Of course, Brienne had agreed and set out for the school. It hadn’t been easy, and she must have told a hundred staff members who she was looking for and why they should release unrelated children into her care. Jaime, there to pick up his niece and nephew, had stepped in to insist the school release the Stark children. He’d embarrassed Brienne, this stranger throwing his weight around and bullying the staff, but she’d grudgingly had to thank him when the school let her take the kids. 

And then Catelyn and Robb, like most of those quarantined at the Twins, had died from stonelung. The four youngest Stark children, along with their cousin Jon, had been with Brienne ever since, first at the Stark home and then here at the Winterfell Mall, once the government ran out of room to house the sick and started quarantining the healthy instead. 

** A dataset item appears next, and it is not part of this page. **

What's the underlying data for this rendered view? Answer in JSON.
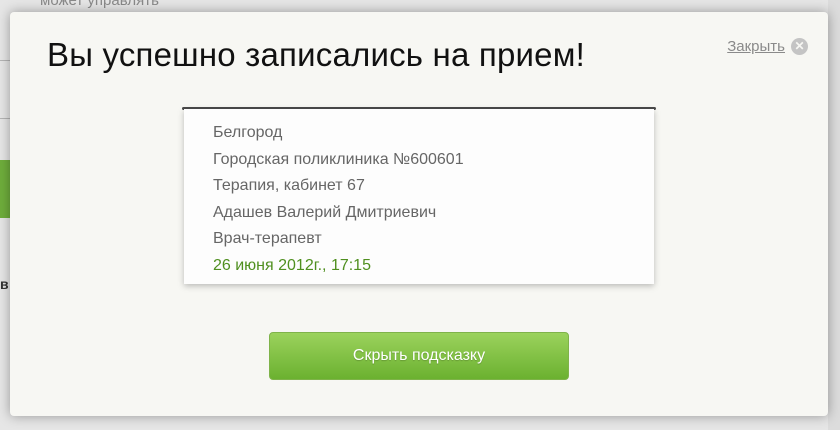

“What about Pod?” Jaime countered.

Brienne barked a laugh and quickly smothered it. If the soldiers in the parking lot heard her, they could lose their little haven in the fresh air. “Jaime, you brought him to me.”

“Well, he couldn’t stay with me,” he grumbled, scratching awkwardly at his knit cap. Pod was a thin, stuttering child who’d arrived at the mall entirely alone and tried to set up a tent in a corner of Jaime’s store, where he’d felt safe surrounded by stuffed elk heads mounted on the walls and a bow far too big for his scrawny arms to draw tucked beside him. A bow wouldn’t save him from stonelung, but no one had the heart to point that out. Jaime had nudged the boy in Brienne’s direction, and before she knew it she had another child in her care.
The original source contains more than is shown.